The film operates more
on dream logic than anything else. Some complained that Kubrick’s New York
doesn’t resemble the real New York – the streets are different, too deserted –
which is partly explained by the fact that Kubrick, of course, didn’t actually
shoot the film in New York – but in London. To me, this is beside the point.
This isn’t New York after all – but the New York in the dream world of the
film. I’ve always thought that only part of the film actually happens, and part
of it is only in the mind – or the dreams (which is the same thing, really) –
of Bill. But Kubrick doesn’t do anything to let the audience know what is what
– much like he did in The Shining. The film eventually does explain everything
– as Victor gives Bill an explanation – but that seems a little too convenient
– too pat, too neat. He gives the explanation the audience is looking for – but
doesn’t necessarily wrap things up as neatly as most movies would.
What the film is
ultimately about is commitment, fidelity and marriage. This is a movie about a
married couple, one of whom thought he had a perfect marriage, the other who
knew the truth – who still find a way, in the end, to stay together. To
Kubrick, commitment and fidelity is a choice – and Bill’s journey is to see
what else could be out there should he stray from his marriage. It is a scary
world – and so he retreats back into the comfort of his marriage. In a way, he
has become the typical “woman” he described to Alice earlier in the film.
The performances in the
movie are excellent. Cruise has never been this passive in a movie before –
he’s plays Bill as a man who is constantly in over his head, who is at the
mercy of the other characters who are the ones who really drive the plot.
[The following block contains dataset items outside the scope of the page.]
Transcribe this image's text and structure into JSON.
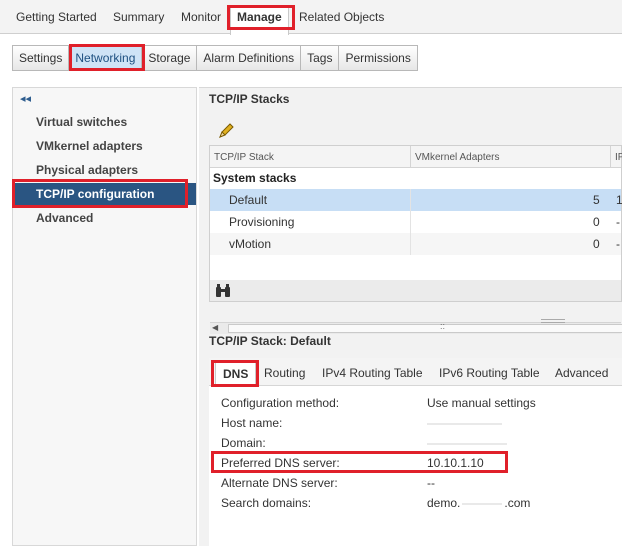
{
  "top_tabs": [
    {
      "label": "Getting Started"
    },
    {
      "label": "Summary"
    },
    {
      "label": "Monitor"
    },
    {
      "label": "Manage"
    },
    {
      "label": "Related Objects"
    }
  ],
  "sub_tabs": [
    {
      "label": "Settings"
    },
    {
      "label": "Networking"
    },
    {
      "label": "Storage"
    },
    {
      "label": "Alarm Definitions"
    },
    {
      "label": "Tags"
    },
    {
      "label": "Permissions"
    }
  ],
  "left_nav": {
    "collapse_icon": "double-chevron-left-icon",
    "items": [
      {
        "label": "Virtual switches"
      },
      {
        "label": "VMkernel adapters"
      },
      {
        "label": "Physical adapters"
      },
      {
        "label": "TCP/IP configuration"
      },
      {
        "label": "Advanced"
      }
    ]
  },
  "stacks": {
    "title": "TCP/IP Stacks",
    "edit_icon": "pencil-icon",
    "columns": [
      "TCP/IP Stack",
      "VMkernel Adapters",
      "IP"
    ],
    "group_label": "System stacks",
    "rows": [
      {
        "name": "Default",
        "count": "5",
        "ip": "1"
      },
      {
        "name": "Provisioning",
        "count": "0",
        "ip": "-"
      },
      {
        "name": "vMotion",
        "count": "0",
        "ip": "-"
      }
    ],
    "scroll_grip": "::",
    "filter_icon": "binoculars-icon"
  },
  "detail": {
    "title": "TCP/IP Stack: Default",
    "tabs": [
      {
        "label": "DNS"
      },
      {
        "label": "Routing"
      },
      {
        "label": "IPv4 Routing Table"
      },
      {
        "label": "IPv6 Routing Table"
      },
      {
        "label": "Advanced"
      }
    ],
    "properties": [
      {
        "label": "Configuration method:",
        "value": "Use manual settings"
      },
      {
        "label": "Host name:",
        "value": ""
      },
      {
        "label": "Domain:",
        "value": ""
      },
      {
        "label": "Preferred DNS server:",
        "value": "10.10.1.10"
      },
      {
        "label": "Alternate DNS server:",
        "value": "--"
      },
      {
        "label": "Search domains:",
        "value": "demo.",
        "value_suffix": ".com"
      }
    ]
  },
  "colors": {
    "accent": "#2a5582",
    "selected_row": "#c7def5",
    "highlight_annotation": "#e0202a"
  }
}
He
heads out into New York twice – once in the night, and once in the day, and the
two are different, yet equally disturbing to him. Kidman, although her role is
far smaller than Cruise’s – is even better. She really drives the plot – from
her flirting, to her confrontation with Cruise where she admits her desires, to
the final scene – which is brilliantly played by Kidman, with one of the best
final lines (really, a word) in cinema history.
Eyes Wide Shut, like all of Kubrick’s best films is still in many ways a mystery to me. Kubrick’s intentions are always somewhat mysterious – and perhaps never more so than here. But each time I watch the film, the better I think it gets – the more insightful it is into the realities of marriage. Bill and Alice may not have a healthy marriage at the beginning – but they may well have one by the end. In many ways, Eyes Wide Shut is the most hopeful film of Kubrick’s career. By the end, Bill has finally realized what his marriage really is – and only then can he, and Alice, really move forward.